Les STAT activent généralement la transcription, mais peuvent aussi réprimer l’expression génique par compétition avec d’autres facteurs de transcription ou par recrutement de corépresseurs. La réponse transcriptionnelle est modulée par des interactions avec d’autres facteurs de transcription et des coactivateurs tels que p300 et CBP. Les gènes cibles des STAT comprennent les protéines SOCS qui fournissent une rétroaction négative.
Terminaison du signal
La signalisation STAT est terminée par plusieurs mécanismes. Les protéines SOCS sont induites par l’activation des STAT et inhibent la signalisation en se liant aux JAK ou aux récepteurs de cytokines, les ciblant pour dégradation.

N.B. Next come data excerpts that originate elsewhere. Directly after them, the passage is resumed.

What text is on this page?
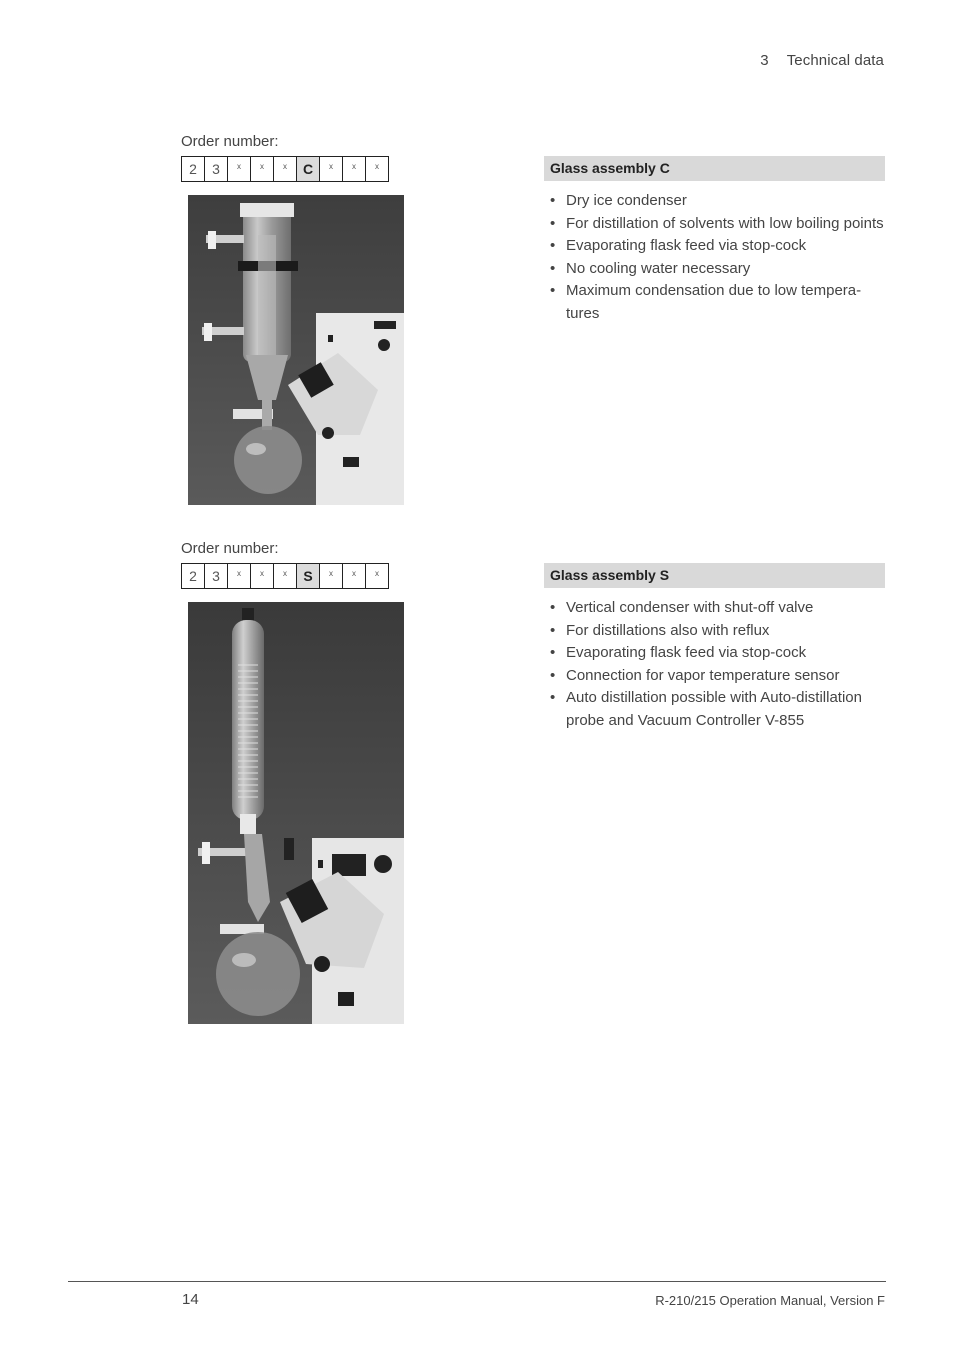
3 Technical data
Order number:
2	3	x	x	x	C	x	x	x	Glass assembly C
• Dry ice condenser
• For distillation of solvents with low boiling points
• Evaporating flask feed via stop-cock
• No cooling water necessary
• Maximum condensation due to low tempera-tures
Order number:
2	3	x	x	x	S	x	x	x	Glass assembly S
• Vertical condenser with shut-off valve
• For distillations also with reflux
• Evaporating flask feed via stop-cock
• Connection for vapor temperature sensor
• Auto distillation possible with Auto-distillation probe and Vacuum Controller V-855
14	R-210/215 Operation Manual, Version F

Les protéines tyrosine phosphatases telles que SHP-1 et SHP-2 déphosphorylent les JAK et les STAT. Les protéines PIAS agissent comme des ligases E3 de SUMOylation des STAT et inhibent l’activité transcriptionnelle des STAT. Les STAT sont également inactivées par déphosphorylation dans le noyau et exportées vers le cytoplasme.
Implications cliniques
La dérégulation de la voie JAK-STAT provoque plusieurs maladies. Les mutations JAK2 V617F sont trouvées chez la plupart des patients atteints de néoplasmes myéloprolifératifs, provoquant une activation constitutive de JAK2. Les mutations gain-de-fonction de STAT3 provoquent des maladies auto-immunes et allergiques, tandis que la perte-de-fonction de STAT3 provoque le syndrome hyper-IgE. Le ruxolitinib, un inhibiteur de JAK1/JAK2, traite la myélofibrose et la polycythémie vraie. Le tofacitinib, un inhibiteur de JAK3/JAK1, traite la polyarthrite rhumatoïde et d’autres affections inflammatoires.